LAUSD gives students second chance with new “no-fail” policy


Itzel Luna

Local District Northwest will be offering Zoom office hours during winter break to help students who are finishing up assignments. Scroll down to the bottom of the story for a link containing the Zoom meeting code.

Daniela Rangel and Alliana Samonte

Los Angeles Unified School District (LAUSD) earlier this week, announced a “no-fail” policy in hopes of decreasing mental strain on students who are failing classes this semester during distance learning.

The Los Angeles Times shared LAUSD’s plan to extend the final fall semester grading period until Jan. 29. The push allows for a more lenient grading period in the midst of the COVID-19 pandemic and the struggle to learn virtually. Students receiving failing grades have the chance to receive an incomplete mark now, allowing them to make up work and raise their grades during the winter break. The missing assignments will be due on Jan. 29. 

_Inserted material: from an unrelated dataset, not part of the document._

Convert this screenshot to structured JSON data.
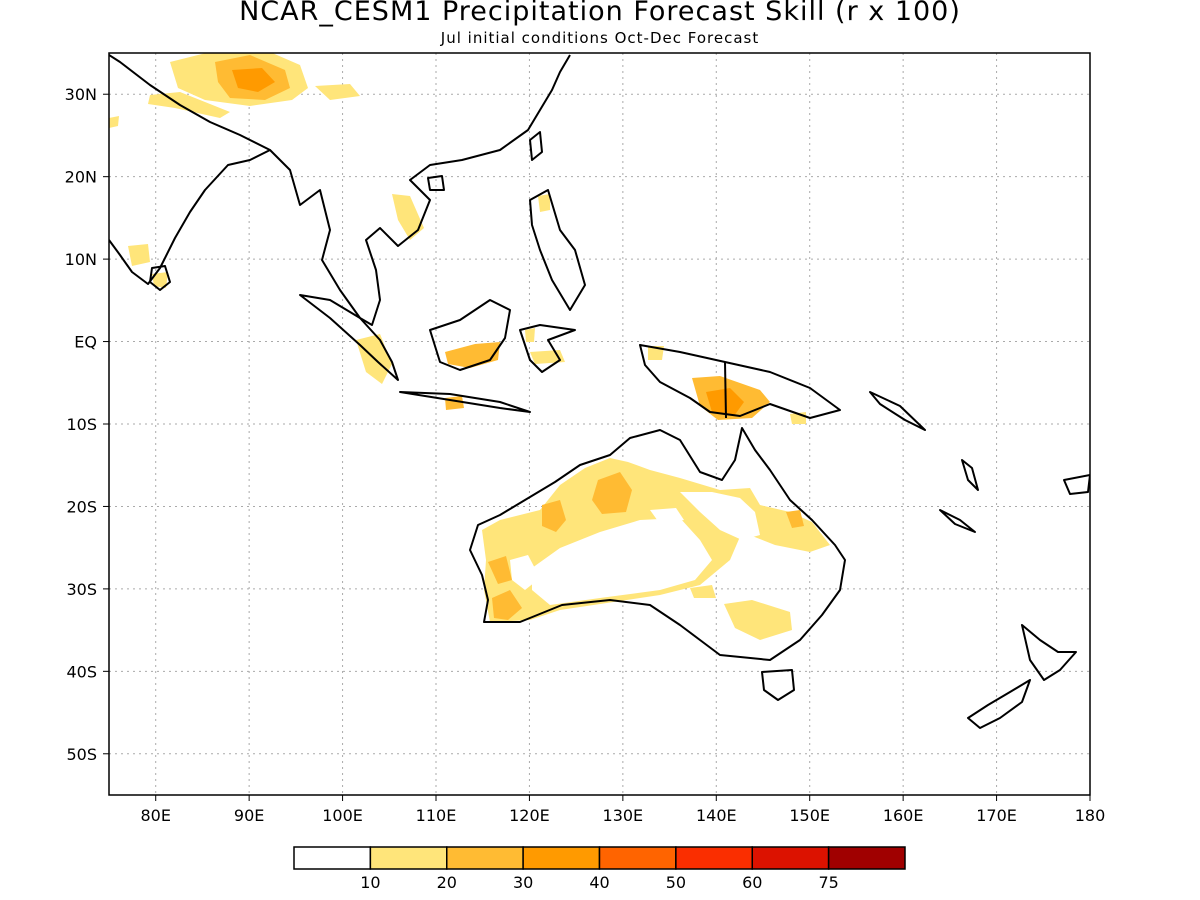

“I think the positive is that it gives students one last chance to pass,” Daniel Pearl Magnet High School English teacher Cynthia Barry Wald said. “Any time the students have the opportunity to pass then that’s good for them, if they take advantage of that.”

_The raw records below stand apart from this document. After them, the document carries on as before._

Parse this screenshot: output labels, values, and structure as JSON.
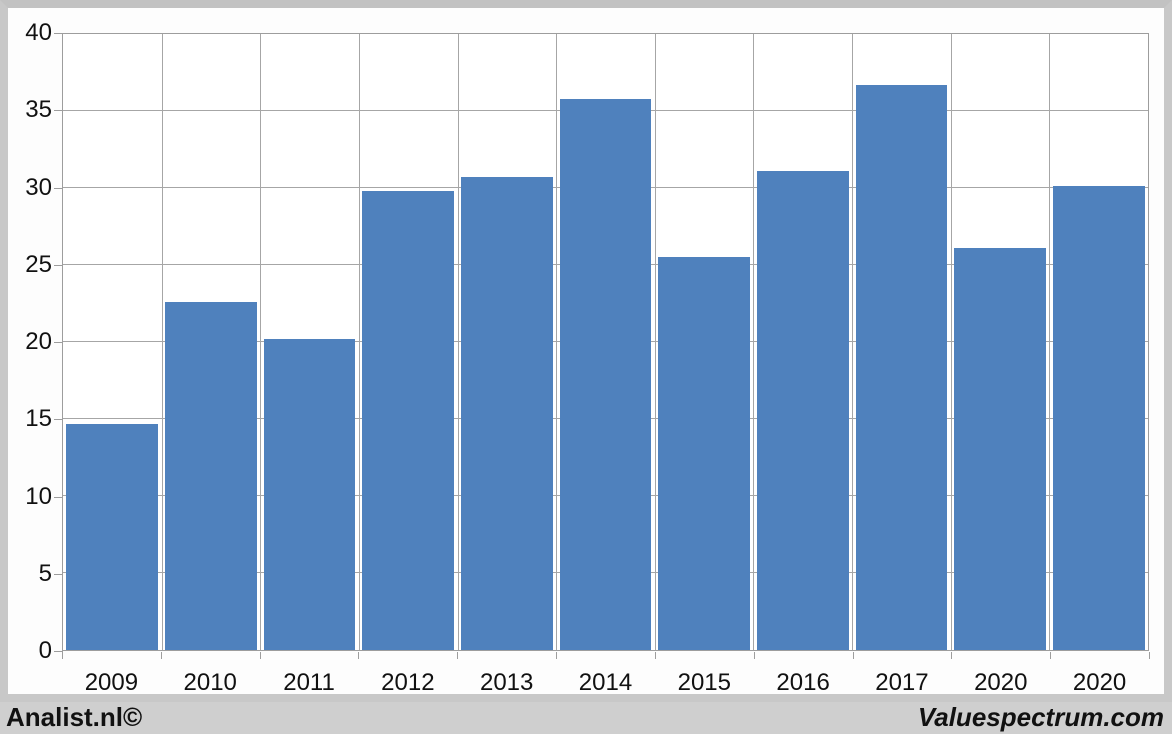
{
  "chart_data": {
    "type": "bar",
    "title": "",
    "xlabel": "",
    "ylabel": "",
    "categories": [
      "2009",
      "2010",
      "2011",
      "2012",
      "2013",
      "2014",
      "2015",
      "2016",
      "2017",
      "2020",
      "2020"
    ],
    "values": [
      14.7,
      22.6,
      20.2,
      29.8,
      30.7,
      35.8,
      25.5,
      31.1,
      36.7,
      26.1,
      30.1
    ],
    "ylim": [
      0,
      40
    ],
    "yticks": [
      0,
      5,
      10,
      15,
      20,
      25,
      30,
      35,
      40
    ],
    "grid": "horizontal-and-vertical",
    "legend": "none",
    "bar_color": "#4f81bd",
    "gridline_color": "#a6a6a6",
    "plot_background": "#ffffff",
    "chart_background": "#fdfdfd",
    "frame_color": "#c8c8c8",
    "axis_text_color": "#111111"
  },
  "footer": {
    "left_text": "Analist.nl©",
    "right_text": "Valuespectrum.com",
    "background": "#cfcfcf"
  }
}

As detailed in an LAUSD directive sent to principals and obtained by the Los Angeles Times, “Grades have dramatically deteriorated, especially for Latino and Black students, English learners, students with disabilities, foster youth and those experiencing homelessness.” 

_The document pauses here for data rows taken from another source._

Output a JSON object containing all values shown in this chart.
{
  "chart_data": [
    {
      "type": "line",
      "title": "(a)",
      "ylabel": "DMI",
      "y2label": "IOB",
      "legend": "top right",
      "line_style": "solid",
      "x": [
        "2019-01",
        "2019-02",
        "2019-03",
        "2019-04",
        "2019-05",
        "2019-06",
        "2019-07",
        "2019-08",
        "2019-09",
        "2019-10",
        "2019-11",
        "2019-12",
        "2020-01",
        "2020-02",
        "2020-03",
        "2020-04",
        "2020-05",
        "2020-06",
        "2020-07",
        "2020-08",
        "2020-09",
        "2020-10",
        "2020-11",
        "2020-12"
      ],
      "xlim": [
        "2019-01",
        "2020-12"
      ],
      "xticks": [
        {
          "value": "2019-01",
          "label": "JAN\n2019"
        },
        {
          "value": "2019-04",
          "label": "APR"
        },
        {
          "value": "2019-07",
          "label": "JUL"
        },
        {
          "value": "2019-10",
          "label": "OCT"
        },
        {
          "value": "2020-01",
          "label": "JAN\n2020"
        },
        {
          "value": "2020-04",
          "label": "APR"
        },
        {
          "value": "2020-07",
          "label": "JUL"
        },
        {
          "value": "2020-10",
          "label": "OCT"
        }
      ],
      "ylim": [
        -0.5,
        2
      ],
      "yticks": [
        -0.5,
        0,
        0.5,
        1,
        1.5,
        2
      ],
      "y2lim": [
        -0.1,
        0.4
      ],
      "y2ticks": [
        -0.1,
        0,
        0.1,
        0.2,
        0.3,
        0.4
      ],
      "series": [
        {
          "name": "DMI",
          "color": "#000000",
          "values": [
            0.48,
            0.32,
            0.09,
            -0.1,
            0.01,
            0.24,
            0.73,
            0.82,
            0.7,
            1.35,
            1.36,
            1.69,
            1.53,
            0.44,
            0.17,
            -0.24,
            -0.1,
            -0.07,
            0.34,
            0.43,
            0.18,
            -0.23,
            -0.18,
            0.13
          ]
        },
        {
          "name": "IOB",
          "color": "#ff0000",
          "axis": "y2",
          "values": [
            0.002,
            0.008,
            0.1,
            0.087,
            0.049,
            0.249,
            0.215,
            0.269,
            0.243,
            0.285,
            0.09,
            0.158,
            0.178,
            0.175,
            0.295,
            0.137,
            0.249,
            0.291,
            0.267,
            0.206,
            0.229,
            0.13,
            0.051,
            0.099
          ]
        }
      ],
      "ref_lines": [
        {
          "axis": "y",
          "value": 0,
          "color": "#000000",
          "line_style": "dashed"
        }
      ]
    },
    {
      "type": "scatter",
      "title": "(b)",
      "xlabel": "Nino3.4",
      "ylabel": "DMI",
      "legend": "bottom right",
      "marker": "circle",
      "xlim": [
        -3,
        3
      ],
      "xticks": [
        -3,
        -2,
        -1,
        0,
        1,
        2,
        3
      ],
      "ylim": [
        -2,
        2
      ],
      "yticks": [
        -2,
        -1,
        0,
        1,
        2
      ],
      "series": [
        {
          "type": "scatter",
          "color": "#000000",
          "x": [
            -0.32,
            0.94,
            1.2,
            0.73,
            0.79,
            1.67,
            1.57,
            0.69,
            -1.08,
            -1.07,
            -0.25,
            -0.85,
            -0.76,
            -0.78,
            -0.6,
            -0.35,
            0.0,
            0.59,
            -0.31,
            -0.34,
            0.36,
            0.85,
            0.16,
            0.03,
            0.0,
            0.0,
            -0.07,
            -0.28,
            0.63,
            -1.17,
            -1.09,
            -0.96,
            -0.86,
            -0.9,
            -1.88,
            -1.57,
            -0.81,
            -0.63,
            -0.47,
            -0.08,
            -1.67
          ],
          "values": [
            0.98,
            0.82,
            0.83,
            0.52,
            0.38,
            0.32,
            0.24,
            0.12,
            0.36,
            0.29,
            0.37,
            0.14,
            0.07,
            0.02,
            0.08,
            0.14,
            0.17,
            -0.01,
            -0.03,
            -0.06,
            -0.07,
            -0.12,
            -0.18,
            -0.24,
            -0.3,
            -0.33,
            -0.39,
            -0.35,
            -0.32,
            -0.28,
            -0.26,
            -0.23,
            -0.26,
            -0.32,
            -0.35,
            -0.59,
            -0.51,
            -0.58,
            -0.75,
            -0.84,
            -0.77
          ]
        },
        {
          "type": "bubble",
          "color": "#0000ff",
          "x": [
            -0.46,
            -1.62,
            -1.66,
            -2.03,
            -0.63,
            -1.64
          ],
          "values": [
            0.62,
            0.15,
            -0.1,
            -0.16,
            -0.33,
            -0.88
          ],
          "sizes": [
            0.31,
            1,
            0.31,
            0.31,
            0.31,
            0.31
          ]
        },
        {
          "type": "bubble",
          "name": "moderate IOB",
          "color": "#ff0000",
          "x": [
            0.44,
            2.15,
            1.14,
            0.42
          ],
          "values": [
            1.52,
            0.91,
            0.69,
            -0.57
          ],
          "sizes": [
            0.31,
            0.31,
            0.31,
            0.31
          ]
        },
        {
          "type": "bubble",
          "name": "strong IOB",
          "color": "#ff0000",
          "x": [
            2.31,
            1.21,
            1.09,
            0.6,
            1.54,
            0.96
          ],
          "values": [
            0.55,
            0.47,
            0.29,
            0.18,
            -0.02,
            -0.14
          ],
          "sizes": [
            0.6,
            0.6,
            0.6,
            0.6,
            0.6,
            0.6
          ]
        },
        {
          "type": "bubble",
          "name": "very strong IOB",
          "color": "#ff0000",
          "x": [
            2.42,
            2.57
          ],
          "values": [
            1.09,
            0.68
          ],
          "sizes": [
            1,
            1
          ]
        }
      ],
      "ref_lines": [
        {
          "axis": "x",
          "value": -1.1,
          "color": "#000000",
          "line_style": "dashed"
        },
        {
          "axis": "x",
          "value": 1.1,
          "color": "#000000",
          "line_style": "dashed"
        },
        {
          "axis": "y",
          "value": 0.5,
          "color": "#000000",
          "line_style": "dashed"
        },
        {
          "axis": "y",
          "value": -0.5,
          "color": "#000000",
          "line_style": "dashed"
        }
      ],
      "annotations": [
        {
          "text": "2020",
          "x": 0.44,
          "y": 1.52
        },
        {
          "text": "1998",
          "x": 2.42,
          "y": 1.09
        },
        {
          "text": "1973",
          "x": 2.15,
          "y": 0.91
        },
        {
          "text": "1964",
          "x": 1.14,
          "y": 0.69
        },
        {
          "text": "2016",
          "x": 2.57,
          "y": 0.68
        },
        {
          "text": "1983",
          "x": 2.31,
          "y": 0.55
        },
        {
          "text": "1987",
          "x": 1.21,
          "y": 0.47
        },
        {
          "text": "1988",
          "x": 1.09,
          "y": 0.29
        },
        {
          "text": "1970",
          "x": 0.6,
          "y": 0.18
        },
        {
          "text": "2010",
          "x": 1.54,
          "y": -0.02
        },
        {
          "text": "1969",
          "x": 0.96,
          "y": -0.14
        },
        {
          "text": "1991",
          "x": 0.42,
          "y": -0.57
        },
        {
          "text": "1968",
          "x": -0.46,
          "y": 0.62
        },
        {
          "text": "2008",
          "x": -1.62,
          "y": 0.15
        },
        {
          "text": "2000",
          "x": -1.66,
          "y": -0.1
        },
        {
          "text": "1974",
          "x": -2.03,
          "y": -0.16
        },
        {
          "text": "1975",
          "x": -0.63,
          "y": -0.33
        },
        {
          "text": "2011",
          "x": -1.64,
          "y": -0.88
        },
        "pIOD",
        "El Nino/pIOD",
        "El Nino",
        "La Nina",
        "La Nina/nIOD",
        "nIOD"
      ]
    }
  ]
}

LAUSD’s “no-fail” policy is similar to the LAUSD policy students were informed of at the beginning of the national quarantine in March, where grades could not lower from what they had during in-person instruction. The district hopes that this new “no-fail” policy will serve as a learning incentive to students who are failing.

“I’m not sure (if this was the right policy to implement),” Barry said. “It’s a difficult situation all the way around. It would have been better and it would have run a lot more smoothly if this had been announced even a week before this week.”

With four days left to the semester, LA Unified’s announcement on Dec. 15 was targeted to support a “humane grading policy.” However, teachers find it challenging to contact individual students and keep track of their progress. Especially with trying to connect with students on Zoom, the news of the policy shook up teachers as well as their holiday break.  

“I don’t think that it was fair to teachers or students because, as teachers, we need to be clear to our students and this policy has created a lot of questions in the last week,” Barry said. “Had the policy been implemented and all the questions been answered a week or two ago that would have been a lot more fair to everybody.”

Local District North West has tutoring hours during the winter break to help students with their makeup work.